A. Arduino vs Raspberry Pi : Le microcontrôleur face au nano-ordinateur
C’est la comparaison la plus fréquente chez les débutants. Bien que leurs circuits se ressemblent visuellement, ils remplissent des rôles totalement différents dans un projet :
- Arduino : C’est un microcontrôleur. Il ne gère qu’une seule tâche à la fois, mais il l’exécute de façon instantanée et ultra-fiable (temps réel). Il consomme très peu d’énergie, ce qui le rend idéal pour des systèmes automatisés autonomes fonctionnant sur batterie ou sur mini-panneau solaire.
- Raspberry Pi : C’est un nano-ordinateur. Il possède son propre système d’exploitation (généralement Linux), des ports USB et une sortie HDMI. Je le réserve exclusivement aux tâches lourdes comme le traitement d’images, l’intelligence artificielle locale ou la gestion de serveurs de données.

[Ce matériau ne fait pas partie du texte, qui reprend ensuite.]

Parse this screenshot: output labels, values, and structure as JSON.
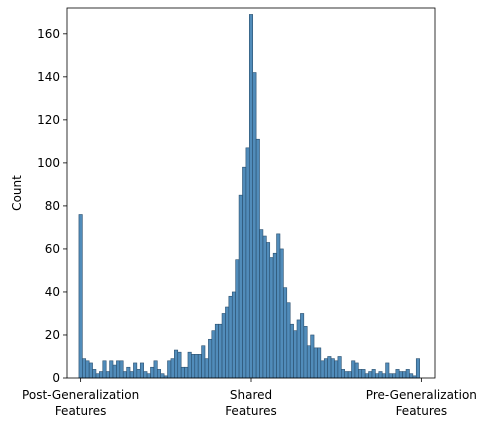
{
  "chart_data": {
    "type": "bar",
    "title": "",
    "xlabel": "",
    "ylabel": "Count",
    "ylim": [
      0,
      172
    ],
    "yticks": [
      0,
      20,
      40,
      60,
      80,
      100,
      120,
      140,
      160
    ],
    "xticks": [
      {
        "position": 0,
        "label": [
          "Post-Generalization",
          "Features"
        ]
      },
      {
        "position": 0.5,
        "label": [
          "Shared",
          "Features"
        ]
      },
      {
        "position": 1,
        "label": [
          "Pre-Generalization",
          "Features"
        ]
      }
    ],
    "xlim": [
      -0.04,
      1.04
    ],
    "bin_start": -0.005,
    "bin_width": 0.01,
    "grid": false,
    "bar_color": "#4282b4",
    "edge_color": "#2a4f6e",
    "values": [
      76,
      9,
      8,
      7,
      4,
      2,
      3,
      8,
      3,
      8,
      6,
      8,
      8,
      3,
      5,
      3,
      7,
      4,
      7,
      3,
      2,
      5,
      8,
      4,
      2,
      1,
      8,
      9,
      13,
      12,
      5,
      5,
      12,
      11,
      11,
      11,
      15,
      9,
      18,
      22,
      25,
      25,
      30,
      33,
      38,
      40,
      55,
      85,
      98,
      107,
      169,
      142,
      111,
      69,
      66,
      63,
      56,
      58,
      67,
      60,
      42,
      35,
      25,
      22,
      27,
      30,
      24,
      15,
      20,
      14,
      14,
      8,
      9,
      10,
      9,
      8,
      10,
      4,
      3,
      3,
      8,
      7,
      4,
      4,
      2,
      3,
      4,
      2,
      3,
      2,
      7,
      2,
      2,
      4,
      3,
      3,
      4,
      2,
      1,
      9
    ]
  }
}
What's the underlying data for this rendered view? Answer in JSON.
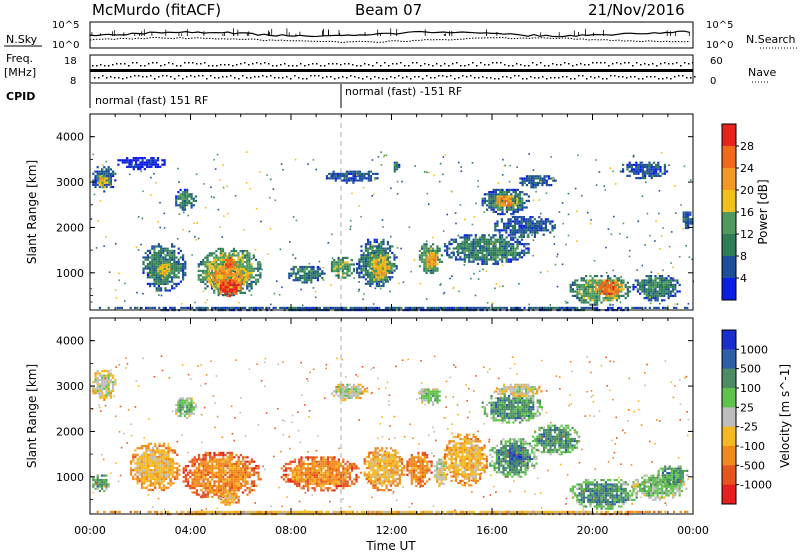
{
  "header": {
    "station": "McMurdo (fitACF)",
    "beam": "Beam 07",
    "date": "21/Nov/2016"
  },
  "top_panels": {
    "nsky_label": "N.Sky",
    "nsearch_label": "N.Search",
    "nsky_ticks": [
      "10^5",
      "10^0"
    ],
    "nsearch_ticks": [
      "10^5",
      "10^0"
    ],
    "freq_label": [
      "Freq.",
      "[MHz]"
    ],
    "freq_ticks": [
      "18",
      "8"
    ],
    "nave_label": "Nave",
    "nave_ticks": [
      "60",
      "0"
    ],
    "cpid_label": "CPID",
    "cpid_segments": [
      {
        "label": "normal (fast) 151 RF",
        "start_hour": 0,
        "end_hour": 10
      },
      {
        "label": "normal (fast) -151 RF",
        "start_hour": 10,
        "end_hour": 24
      }
    ]
  },
  "chart_data": [
    {
      "type": "heatmap",
      "title": "",
      "quantity": "Power",
      "xlabel": "",
      "ylabel": "Slant Range [km]",
      "colorbar_label": "Power [dB]",
      "colorbar_ticks": [
        "28",
        "24",
        "20",
        "16",
        "12",
        "8",
        "4"
      ],
      "colorbar_colors": [
        "#e8231e",
        "#f06a1a",
        "#f39a24",
        "#f2c01a",
        "#4f9a5e",
        "#2e7d58",
        "#1c4e9a",
        "#0a1ee8"
      ],
      "xlim": [
        0,
        24
      ],
      "ylim": [
        180,
        4500
      ],
      "yticks": [
        1000,
        2000,
        3000,
        4000
      ],
      "regions": [
        {
          "x": [
            0.0,
            24.0
          ],
          "y": [
            180,
            300
          ],
          "level": 1
        },
        {
          "x": [
            0.0,
            1.0
          ],
          "y": [
            2800,
            3400
          ],
          "level": 1
        },
        {
          "x": [
            0.2,
            0.8
          ],
          "y": [
            2900,
            3200
          ],
          "level": 4
        },
        {
          "x": [
            1.0,
            3.0
          ],
          "y": [
            3300,
            3600
          ],
          "level": 0
        },
        {
          "x": [
            2.0,
            3.8
          ],
          "y": [
            600,
            1700
          ],
          "level": 2
        },
        {
          "x": [
            2.5,
            3.3
          ],
          "y": [
            900,
            1300
          ],
          "level": 4
        },
        {
          "x": [
            3.3,
            4.2
          ],
          "y": [
            2400,
            2900
          ],
          "level": 2
        },
        {
          "x": [
            4.2,
            6.8
          ],
          "y": [
            500,
            1600
          ],
          "level": 3
        },
        {
          "x": [
            4.6,
            6.3
          ],
          "y": [
            600,
            1300
          ],
          "level": 5
        },
        {
          "x": [
            5.0,
            6.0
          ],
          "y": [
            500,
            900
          ],
          "level": 7
        },
        {
          "x": [
            5.2,
            5.8
          ],
          "y": [
            1100,
            1400
          ],
          "level": 6
        },
        {
          "x": [
            7.8,
            9.3
          ],
          "y": [
            800,
            1200
          ],
          "level": 2
        },
        {
          "x": [
            9.5,
            10.5
          ],
          "y": [
            900,
            1400
          ],
          "level": 3
        },
        {
          "x": [
            10.5,
            12.2
          ],
          "y": [
            700,
            1800
          ],
          "level": 2
        },
        {
          "x": [
            11.0,
            12.0
          ],
          "y": [
            800,
            1500
          ],
          "level": 4
        },
        {
          "x": [
            9.3,
            11.5
          ],
          "y": [
            3000,
            3300
          ],
          "level": 1
        },
        {
          "x": [
            12.0,
            12.3
          ],
          "y": [
            3200,
            3500
          ],
          "level": 2
        },
        {
          "x": [
            13.0,
            14.0
          ],
          "y": [
            1000,
            1700
          ],
          "level": 3
        },
        {
          "x": [
            13.3,
            13.8
          ],
          "y": [
            1100,
            1500
          ],
          "level": 5
        },
        {
          "x": [
            14.0,
            17.5
          ],
          "y": [
            1200,
            1900
          ],
          "level": 2
        },
        {
          "x": [
            16.0,
            18.5
          ],
          "y": [
            1800,
            2300
          ],
          "level": 1
        },
        {
          "x": [
            15.5,
            17.5
          ],
          "y": [
            2300,
            2900
          ],
          "level": 2
        },
        {
          "x": [
            16.0,
            17.0
          ],
          "y": [
            2450,
            2750
          ],
          "level": 5
        },
        {
          "x": [
            17.0,
            18.5
          ],
          "y": [
            2900,
            3200
          ],
          "level": 1
        },
        {
          "x": [
            19.0,
            21.5
          ],
          "y": [
            300,
            1000
          ],
          "level": 3
        },
        {
          "x": [
            20.0,
            21.2
          ],
          "y": [
            500,
            900
          ],
          "level": 6
        },
        {
          "x": [
            21.5,
            23.5
          ],
          "y": [
            400,
            1000
          ],
          "level": 2
        },
        {
          "x": [
            21.0,
            23.0
          ],
          "y": [
            3100,
            3500
          ],
          "level": 1
        },
        {
          "x": [
            23.5,
            24.0
          ],
          "y": [
            2000,
            2400
          ],
          "level": 1
        }
      ]
    },
    {
      "type": "heatmap",
      "title": "",
      "quantity": "Velocity",
      "xlabel": "Time UT",
      "ylabel": "Slant Range [km]",
      "colorbar_label": "Velocity [m s^-1]",
      "colorbar_ticks": [
        "1000",
        "500",
        "100",
        "25",
        "-25",
        "-100",
        "-500",
        "-1000"
      ],
      "colorbar_colors": [
        "#1a2ecf",
        "#2e5ea8",
        "#4c8c64",
        "#5fc24a",
        "#bdbdbd",
        "#f5b820",
        "#f08a1c",
        "#e8541e",
        "#e81e1e"
      ],
      "xlim": [
        0,
        24
      ],
      "ylim": [
        180,
        4500
      ],
      "yticks": [
        1000,
        2000,
        3000,
        4000
      ],
      "xticks": [
        "00:00",
        "04:00",
        "08:00",
        "12:00",
        "16:00",
        "20:00",
        "00:00"
      ],
      "regions": [
        {
          "x": [
            0.0,
            24.0
          ],
          "y": [
            180,
            300
          ],
          "level": 3
        },
        {
          "x": [
            0.0,
            1.0
          ],
          "y": [
            2700,
            3400
          ],
          "level": 4
        },
        {
          "x": [
            0.0,
            0.8
          ],
          "y": [
            700,
            1100
          ],
          "level": 6
        },
        {
          "x": [
            1.5,
            3.6
          ],
          "y": [
            700,
            1800
          ],
          "level": 3
        },
        {
          "x": [
            3.3,
            4.2
          ],
          "y": [
            2300,
            2800
          ],
          "level": 5
        },
        {
          "x": [
            3.6,
            6.8
          ],
          "y": [
            500,
            1600
          ],
          "level": 2
        },
        {
          "x": [
            5.0,
            6.0
          ],
          "y": [
            400,
            700
          ],
          "level": 3
        },
        {
          "x": [
            7.5,
            10.8
          ],
          "y": [
            700,
            1500
          ],
          "level": 2
        },
        {
          "x": [
            9.5,
            11.0
          ],
          "y": [
            2700,
            3100
          ],
          "level": 4
        },
        {
          "x": [
            10.8,
            12.5
          ],
          "y": [
            700,
            1700
          ],
          "level": 3
        },
        {
          "x": [
            12.5,
            13.6
          ],
          "y": [
            800,
            1600
          ],
          "level": 2
        },
        {
          "x": [
            13.6,
            14.2
          ],
          "y": [
            800,
            1500
          ],
          "level": 4
        },
        {
          "x": [
            13.0,
            14.0
          ],
          "y": [
            2600,
            3000
          ],
          "level": 5
        },
        {
          "x": [
            14.0,
            15.8
          ],
          "y": [
            800,
            2000
          ],
          "level": 3
        },
        {
          "x": [
            15.8,
            17.8
          ],
          "y": [
            1000,
            1900
          ],
          "level": 6
        },
        {
          "x": [
            16.5,
            17.2
          ],
          "y": [
            1200,
            1700
          ],
          "level": 7
        },
        {
          "x": [
            15.5,
            18.0
          ],
          "y": [
            2200,
            2900
          ],
          "level": 6
        },
        {
          "x": [
            16.0,
            18.0
          ],
          "y": [
            2800,
            3100
          ],
          "level": 4
        },
        {
          "x": [
            17.5,
            19.5
          ],
          "y": [
            1500,
            2200
          ],
          "level": 6
        },
        {
          "x": [
            19.0,
            21.8
          ],
          "y": [
            300,
            1000
          ],
          "level": 6
        },
        {
          "x": [
            21.5,
            23.7
          ],
          "y": [
            500,
            1100
          ],
          "level": 5
        },
        {
          "x": [
            22.5,
            23.8
          ],
          "y": [
            800,
            1300
          ],
          "level": 6
        }
      ]
    }
  ]
}
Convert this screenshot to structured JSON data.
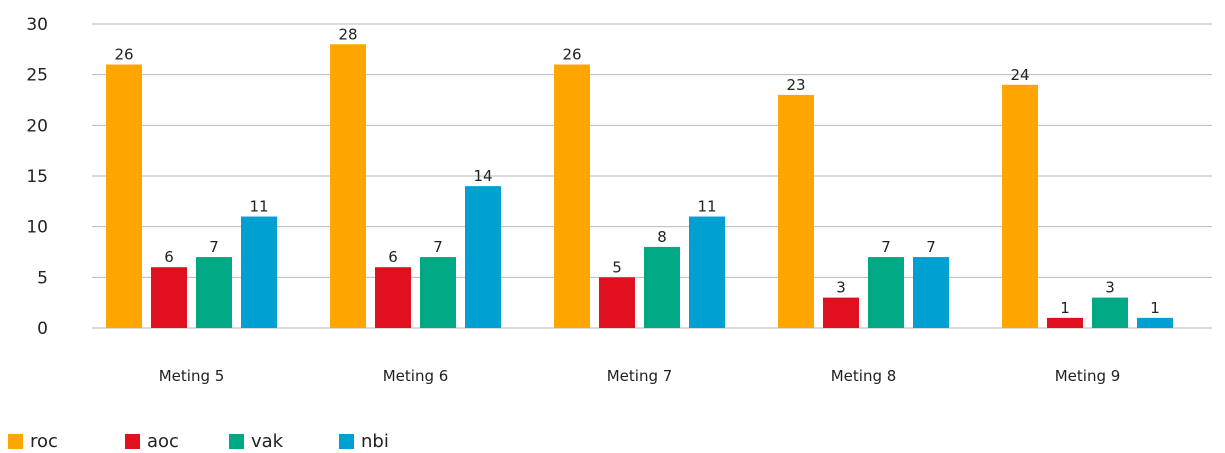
{
  "chart_data": {
    "type": "bar",
    "categories": [
      "Meting 5",
      "Meting 6",
      "Meting 7",
      "Meting 8",
      "Meting 9"
    ],
    "series": [
      {
        "name": "roc",
        "color": "#FFA500",
        "values": [
          26,
          28,
          26,
          23,
          24
        ]
      },
      {
        "name": "aoc",
        "color": "#E0101E",
        "values": [
          6,
          6,
          5,
          3,
          1
        ]
      },
      {
        "name": "vak",
        "color": "#00A884",
        "values": [
          7,
          7,
          8,
          7,
          3
        ]
      },
      {
        "name": "nbi",
        "color": "#00A0D2",
        "values": [
          11,
          14,
          11,
          7,
          1
        ]
      }
    ],
    "yticks": [
      0,
      5,
      10,
      15,
      20,
      25,
      30
    ],
    "ylim": [
      0,
      30
    ],
    "grid": true,
    "legend": "bottom-left",
    "data_labels": true
  }
}
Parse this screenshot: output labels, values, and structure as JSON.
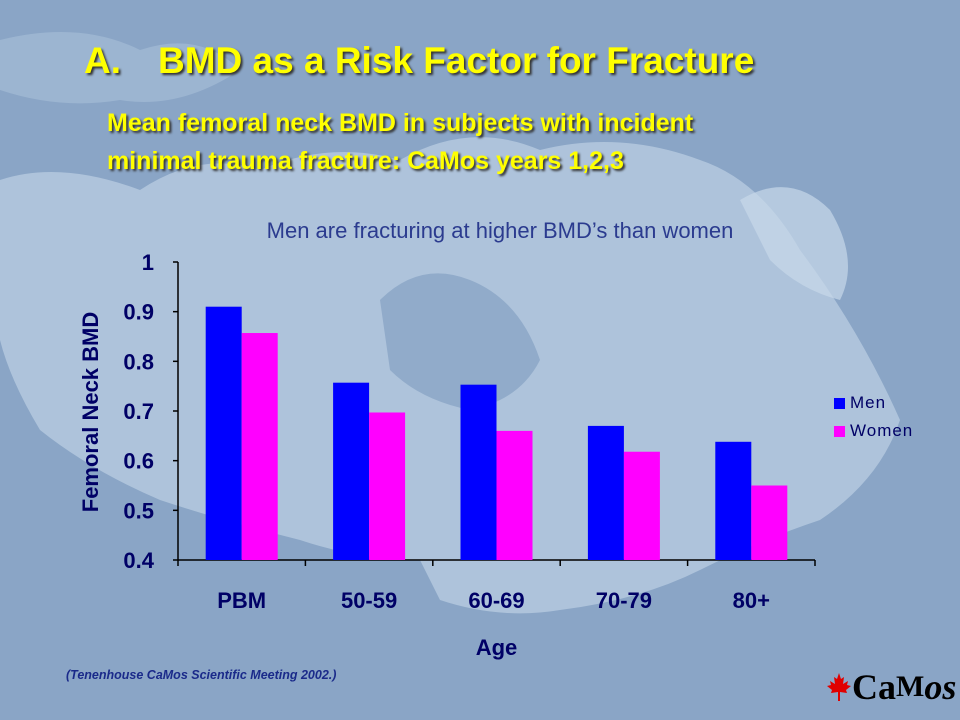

B. Les alternatives connectées : ESP8266 et ESP32
Si mon projet nécessite une connexion à Internet (IoT) mais que le coût d’un Raspberry Pi est trop élevé, je me tourne vers les puces ESP8266 et ESP32. Elles se programment exactement avec les mêmes outils qu’Arduino, mais elles intègrent nativement le Wi-Fi et le Bluetooth pour un coût dérisoire sur le marché, ce qui en fait les reines de mes prototypes connectés.
2. Le matériel de base et l’environnement de développement
Pour commencer à pratiquer l’électronique sans s’y perdre, il convient de bien choisir sa carte maîtresse et de comprendre l’interface qui permettra de lui donner vie.
A. Les principales cartes de la famille Arduino
La gamme Arduino est vaste, mais trois cartes se distinguent et composent l’essentiel de ma table de travail :
- L’Arduino UNO : C’est la référence absolue pour débuter. Elle est robuste, tolère bien les petites erreurs de manipulation et dispose de nombreuses broches de connexion.
- L’Arduino Nano : Ultra-compacte, elle possède les mêmes capacités que la UNO. Sa petite taille permet de l’intégrer directement dans des objets finaux miniaturisés.
- L’Arduino Mega 2560 : Dotée d’une mémoire étendue et de plus de 50 broches, je l’utilise pour des projets massifs comme la gestion d’une imprimante 3D ou d’un robot complexe.
Le cas particulier des clones ultra-accessibles (WAVGAT)
En fouillant dans les boutiques en ligne ou sur les étals de composants au Cameroun, vous tomberez inévitablement sur des clones ultra-low-cost, dont les plus célèbres sont signés WAVGAT. Vendues à des prix défiant toute concurrence, ces cartes ressemblent à s’y méprendre aux cartes officielles, mais elles cachent une subtilité majeure : elles n’utilisent pas une puce ATmega d’origine, mais un microcontrôleur alternatif (souvent gravé LGT8F328P).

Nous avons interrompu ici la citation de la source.